Alfonso de la Torre

José Guerrero – Cuestión de Límites

(Extracto, Catálogo Premio Pilar Citoler 2014)

 

 

Es fugaz el mundo y breve la vida.  La muerte nos lo recuerda con frecuencia.   No carece de coraje, José Guerrero (Granada, 1979), artista muy contemporáneo capaz de plantear dicha contemporaneidad desde su mundo quieto, impertérrito desde la representación del paisaje tan un escenario, frecuentador de un aire vacío, inefable, elogiador de la inmensidad del territorio, de los límites de lo visible, de la frecuentada ilimitada energía que canonizara Rosenblum[1].   Sentenciamos así, refrendando a Plossu, que lo que hace Guerrero tiene un fuerte componente poético y valga como muestra la belleza de algunas series hondamente líricas, como sucede en “Heaven” (2011), donde titilan las ciudades pareciere vistas desde el rasear nocturno del avión.

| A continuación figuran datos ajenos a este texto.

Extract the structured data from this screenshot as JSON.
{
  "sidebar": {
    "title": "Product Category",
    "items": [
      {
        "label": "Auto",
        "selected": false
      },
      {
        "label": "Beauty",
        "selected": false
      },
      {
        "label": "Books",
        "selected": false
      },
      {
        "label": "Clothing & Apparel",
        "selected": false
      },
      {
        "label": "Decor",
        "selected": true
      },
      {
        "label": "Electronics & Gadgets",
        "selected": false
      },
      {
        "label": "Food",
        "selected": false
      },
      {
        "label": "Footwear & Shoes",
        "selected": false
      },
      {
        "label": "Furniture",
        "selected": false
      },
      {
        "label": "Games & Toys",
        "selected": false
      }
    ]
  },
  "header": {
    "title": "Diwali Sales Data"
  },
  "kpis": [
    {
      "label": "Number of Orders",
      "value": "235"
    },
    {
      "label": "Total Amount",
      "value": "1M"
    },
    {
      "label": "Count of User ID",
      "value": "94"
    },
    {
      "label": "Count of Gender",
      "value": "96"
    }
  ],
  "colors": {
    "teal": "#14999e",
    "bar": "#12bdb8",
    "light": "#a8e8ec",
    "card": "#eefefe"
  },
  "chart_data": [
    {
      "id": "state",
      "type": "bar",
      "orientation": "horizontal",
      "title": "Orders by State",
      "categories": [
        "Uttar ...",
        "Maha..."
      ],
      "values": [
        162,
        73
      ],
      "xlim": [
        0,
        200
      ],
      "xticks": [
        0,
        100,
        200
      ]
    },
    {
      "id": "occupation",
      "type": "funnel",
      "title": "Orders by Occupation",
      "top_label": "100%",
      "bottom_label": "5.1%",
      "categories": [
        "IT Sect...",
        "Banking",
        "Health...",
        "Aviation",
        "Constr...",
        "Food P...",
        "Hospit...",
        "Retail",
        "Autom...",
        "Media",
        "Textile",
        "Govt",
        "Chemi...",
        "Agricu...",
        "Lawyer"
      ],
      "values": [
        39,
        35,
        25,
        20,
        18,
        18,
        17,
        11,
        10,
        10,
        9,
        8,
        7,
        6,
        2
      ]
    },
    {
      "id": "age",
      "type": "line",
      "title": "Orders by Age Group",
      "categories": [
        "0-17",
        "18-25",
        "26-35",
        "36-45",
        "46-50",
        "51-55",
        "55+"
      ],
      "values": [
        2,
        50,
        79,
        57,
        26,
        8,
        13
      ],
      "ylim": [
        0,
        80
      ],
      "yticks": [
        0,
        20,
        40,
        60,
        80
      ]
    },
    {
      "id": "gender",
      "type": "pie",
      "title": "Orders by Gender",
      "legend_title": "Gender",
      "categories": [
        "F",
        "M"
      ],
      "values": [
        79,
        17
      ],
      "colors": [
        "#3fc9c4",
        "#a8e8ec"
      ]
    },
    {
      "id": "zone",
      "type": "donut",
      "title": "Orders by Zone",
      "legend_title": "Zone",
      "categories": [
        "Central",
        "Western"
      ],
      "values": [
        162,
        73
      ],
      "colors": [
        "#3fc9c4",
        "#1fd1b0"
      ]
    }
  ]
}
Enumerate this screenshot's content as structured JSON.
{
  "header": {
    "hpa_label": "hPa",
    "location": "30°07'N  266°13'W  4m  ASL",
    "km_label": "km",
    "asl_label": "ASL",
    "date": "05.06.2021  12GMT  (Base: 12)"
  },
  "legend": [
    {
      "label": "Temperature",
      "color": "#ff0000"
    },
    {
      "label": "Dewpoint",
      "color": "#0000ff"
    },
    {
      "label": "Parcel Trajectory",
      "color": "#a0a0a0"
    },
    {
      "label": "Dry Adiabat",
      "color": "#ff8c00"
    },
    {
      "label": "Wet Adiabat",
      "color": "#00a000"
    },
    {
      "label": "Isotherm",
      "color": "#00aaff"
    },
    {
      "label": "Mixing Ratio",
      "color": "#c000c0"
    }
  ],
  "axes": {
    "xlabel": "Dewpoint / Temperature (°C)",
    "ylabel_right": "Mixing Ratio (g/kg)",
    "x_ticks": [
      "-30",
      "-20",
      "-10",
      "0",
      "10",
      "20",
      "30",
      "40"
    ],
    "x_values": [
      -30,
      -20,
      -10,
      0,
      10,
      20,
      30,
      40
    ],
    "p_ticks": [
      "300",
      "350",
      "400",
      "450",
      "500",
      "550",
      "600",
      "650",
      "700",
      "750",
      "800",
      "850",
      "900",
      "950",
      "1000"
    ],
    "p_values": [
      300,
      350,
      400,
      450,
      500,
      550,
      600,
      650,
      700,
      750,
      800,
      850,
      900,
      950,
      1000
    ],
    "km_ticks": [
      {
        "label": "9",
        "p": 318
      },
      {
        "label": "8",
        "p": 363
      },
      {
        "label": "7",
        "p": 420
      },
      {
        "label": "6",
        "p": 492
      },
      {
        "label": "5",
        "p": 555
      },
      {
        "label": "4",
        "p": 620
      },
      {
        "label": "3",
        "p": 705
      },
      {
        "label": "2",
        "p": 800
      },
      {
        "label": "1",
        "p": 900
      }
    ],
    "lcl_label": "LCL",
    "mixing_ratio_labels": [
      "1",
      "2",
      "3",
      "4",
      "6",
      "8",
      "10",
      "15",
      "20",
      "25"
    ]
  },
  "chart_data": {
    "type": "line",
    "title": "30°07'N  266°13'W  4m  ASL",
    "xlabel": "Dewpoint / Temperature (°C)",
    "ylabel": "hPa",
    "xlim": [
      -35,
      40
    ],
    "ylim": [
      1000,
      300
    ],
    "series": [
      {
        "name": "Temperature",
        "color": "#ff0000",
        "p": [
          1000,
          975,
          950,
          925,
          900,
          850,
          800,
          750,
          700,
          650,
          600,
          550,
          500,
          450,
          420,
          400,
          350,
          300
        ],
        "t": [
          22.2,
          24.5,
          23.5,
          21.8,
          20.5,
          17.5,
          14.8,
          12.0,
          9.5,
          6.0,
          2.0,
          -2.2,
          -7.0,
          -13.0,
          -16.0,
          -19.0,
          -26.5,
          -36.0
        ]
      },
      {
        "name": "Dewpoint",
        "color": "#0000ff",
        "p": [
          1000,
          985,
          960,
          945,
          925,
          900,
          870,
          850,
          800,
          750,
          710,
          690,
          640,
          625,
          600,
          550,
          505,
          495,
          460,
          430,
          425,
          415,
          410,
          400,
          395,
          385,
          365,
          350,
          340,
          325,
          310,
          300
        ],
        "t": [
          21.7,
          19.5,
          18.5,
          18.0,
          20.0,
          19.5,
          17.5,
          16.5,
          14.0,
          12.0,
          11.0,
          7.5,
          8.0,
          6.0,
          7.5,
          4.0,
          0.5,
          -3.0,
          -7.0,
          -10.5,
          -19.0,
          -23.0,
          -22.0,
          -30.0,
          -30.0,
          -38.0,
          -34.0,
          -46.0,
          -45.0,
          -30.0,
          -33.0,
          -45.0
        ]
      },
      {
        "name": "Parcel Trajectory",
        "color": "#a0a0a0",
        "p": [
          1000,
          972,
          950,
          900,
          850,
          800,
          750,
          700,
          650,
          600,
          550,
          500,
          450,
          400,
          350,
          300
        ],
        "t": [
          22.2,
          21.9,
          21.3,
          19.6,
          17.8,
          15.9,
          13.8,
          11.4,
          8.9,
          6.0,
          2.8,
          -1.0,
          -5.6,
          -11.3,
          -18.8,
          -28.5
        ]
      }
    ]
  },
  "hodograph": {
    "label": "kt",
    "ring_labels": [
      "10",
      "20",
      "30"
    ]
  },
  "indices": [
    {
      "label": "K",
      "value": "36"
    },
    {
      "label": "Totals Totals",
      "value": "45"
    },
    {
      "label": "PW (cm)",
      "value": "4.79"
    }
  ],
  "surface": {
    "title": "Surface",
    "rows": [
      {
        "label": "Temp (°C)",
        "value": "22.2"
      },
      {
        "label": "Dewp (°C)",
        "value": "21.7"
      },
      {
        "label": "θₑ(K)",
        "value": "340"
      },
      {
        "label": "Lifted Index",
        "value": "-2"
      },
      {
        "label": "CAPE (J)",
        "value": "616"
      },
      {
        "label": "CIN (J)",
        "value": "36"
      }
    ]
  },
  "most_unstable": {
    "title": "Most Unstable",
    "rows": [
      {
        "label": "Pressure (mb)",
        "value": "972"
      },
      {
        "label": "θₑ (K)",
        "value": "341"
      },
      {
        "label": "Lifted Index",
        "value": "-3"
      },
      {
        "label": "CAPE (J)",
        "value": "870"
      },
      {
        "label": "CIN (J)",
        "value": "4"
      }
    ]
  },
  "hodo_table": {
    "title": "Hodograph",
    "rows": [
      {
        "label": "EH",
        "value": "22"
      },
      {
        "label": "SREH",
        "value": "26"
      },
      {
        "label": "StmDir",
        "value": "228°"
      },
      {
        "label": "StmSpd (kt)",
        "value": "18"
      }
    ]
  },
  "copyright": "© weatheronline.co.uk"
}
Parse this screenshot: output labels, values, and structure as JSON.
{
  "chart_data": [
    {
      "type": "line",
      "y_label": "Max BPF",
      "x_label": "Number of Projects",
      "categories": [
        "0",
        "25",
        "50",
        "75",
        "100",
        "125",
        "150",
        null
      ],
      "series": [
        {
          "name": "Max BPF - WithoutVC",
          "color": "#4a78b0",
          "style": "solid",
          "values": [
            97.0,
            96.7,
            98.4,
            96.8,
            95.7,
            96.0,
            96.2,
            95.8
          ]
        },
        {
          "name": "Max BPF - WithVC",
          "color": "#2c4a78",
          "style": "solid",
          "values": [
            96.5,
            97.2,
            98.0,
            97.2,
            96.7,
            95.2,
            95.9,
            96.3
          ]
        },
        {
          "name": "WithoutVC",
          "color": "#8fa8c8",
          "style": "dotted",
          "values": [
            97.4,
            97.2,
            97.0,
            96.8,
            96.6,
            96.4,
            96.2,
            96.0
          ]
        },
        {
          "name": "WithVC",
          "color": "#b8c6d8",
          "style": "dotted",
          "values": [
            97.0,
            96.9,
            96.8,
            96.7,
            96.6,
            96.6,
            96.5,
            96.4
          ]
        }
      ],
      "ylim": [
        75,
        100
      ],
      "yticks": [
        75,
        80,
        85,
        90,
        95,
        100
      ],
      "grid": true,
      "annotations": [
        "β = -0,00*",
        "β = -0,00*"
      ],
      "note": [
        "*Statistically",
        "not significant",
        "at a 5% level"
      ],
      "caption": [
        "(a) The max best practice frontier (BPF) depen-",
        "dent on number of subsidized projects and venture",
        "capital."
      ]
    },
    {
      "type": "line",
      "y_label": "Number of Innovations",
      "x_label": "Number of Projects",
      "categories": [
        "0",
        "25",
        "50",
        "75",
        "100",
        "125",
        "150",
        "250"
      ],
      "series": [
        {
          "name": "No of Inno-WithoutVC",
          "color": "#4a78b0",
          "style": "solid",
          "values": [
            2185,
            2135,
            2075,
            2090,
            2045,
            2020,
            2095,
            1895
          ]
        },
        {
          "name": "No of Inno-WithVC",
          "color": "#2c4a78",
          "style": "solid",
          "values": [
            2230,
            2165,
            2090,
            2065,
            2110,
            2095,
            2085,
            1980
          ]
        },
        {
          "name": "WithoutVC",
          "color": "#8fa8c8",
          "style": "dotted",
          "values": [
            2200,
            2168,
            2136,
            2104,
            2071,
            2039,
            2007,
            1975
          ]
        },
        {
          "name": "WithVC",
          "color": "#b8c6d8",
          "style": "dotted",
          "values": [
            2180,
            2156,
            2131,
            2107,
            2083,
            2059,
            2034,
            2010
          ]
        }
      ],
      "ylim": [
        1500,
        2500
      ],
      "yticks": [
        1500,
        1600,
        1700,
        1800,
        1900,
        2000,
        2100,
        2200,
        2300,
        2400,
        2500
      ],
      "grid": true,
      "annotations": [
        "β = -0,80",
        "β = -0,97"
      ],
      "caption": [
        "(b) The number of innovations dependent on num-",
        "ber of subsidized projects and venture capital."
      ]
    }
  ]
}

Otros ciclos de aura poética merecen citarse como “Thames” (2008) o “The Bay” (2011) o, también, algunas imágenes inefables desprendidas de su serie norteamericana (y entre mis favoritas “Hwy 80, Near Wendover, Utah 2011”), obras con grandes resonancias, de aire memorable, casi épicas.   Mas no es Guerrero, solamente, un fotógrafo de lo inefable, pues la mirada que ejerce sobre el paisaje lo es desde una elevada consciencia que jamás se ausenta del concepto de su obra, siendo capaz, lo más difícil, de obtener un estilo con algo tan complejo como es la muestra del paisaje, de tal modo que su personalidad creadora es reconocida desde tan complejo lugar: basta la luz, color y atmósfera.   Paisaje inefable mas no exactamente inocente pues es Guerrero ejercitador de algo, más difícil aún, como es la sobriedad de medios y de color, para avanzar de inmediato sobre cuestiones capitales de su quehacer, tal son la representación de la memoria y el olvido, también la diferente percepción del paisaje.  (…)

Con algo de música serial, no excluyendo tampoco un aire mínimal que impregna de desnudez la muestra del paisaje, bajo tan personal mirada obtiene un despojamiento inquietante.  .  Su visión es, así, declaradamente trasversal y poliédrica, lo cual no impide su búsqueda de una suerte de universal alusión al paisaje, como sucede en sus líricos fragmentos de espacios, muy de tierra, de La Mancha, torneriano aire de dos partes, horizonte simbólico, suelo y cielo separados apenas por una delgada línea. Cuestión de límites.

 

[1] Es sabido que el término es de Robert Rosenblum (1927-2006) en “Lo sublime abstracto (“ARTnews59”, nº 10, Nueva York, II/1961, pp. 38-41).   Rosenblum fue el crítico que estableció contemporáneamente la conocida tesis que relacionaba el nacimiento de la abstracción pictórica con el espíritu del paisaje, muy en especial el paisaje del siglo XIX y la tradición romántica del norte de Europa y América.   Un viaje, el propuesto por Rosenblum, que partiría desde los hielos de Friedrich y concluiría con la pintura lunar de Gottlieb o los imponentes campos de color rothkiano.   Para Rosenblum, tan impreciso e irracional como los sentimientos que trataba de nombrar, lo sublime podía aplicarse tanto al arte como a la naturaleza: de hecho, una de sus expresiones capitales sería la pintura, la representación, de paisajes sublimes. Vid.: Alfonso de la Torre, “La ilimitada energía del paisaje”, Gobierno de Aragón, 2008

2 Torneriano: Alude a los cuadros de dos partes de Gustavo Torner (Cuenca, 1925).   Hay juego, también, con la palabra (re-torno).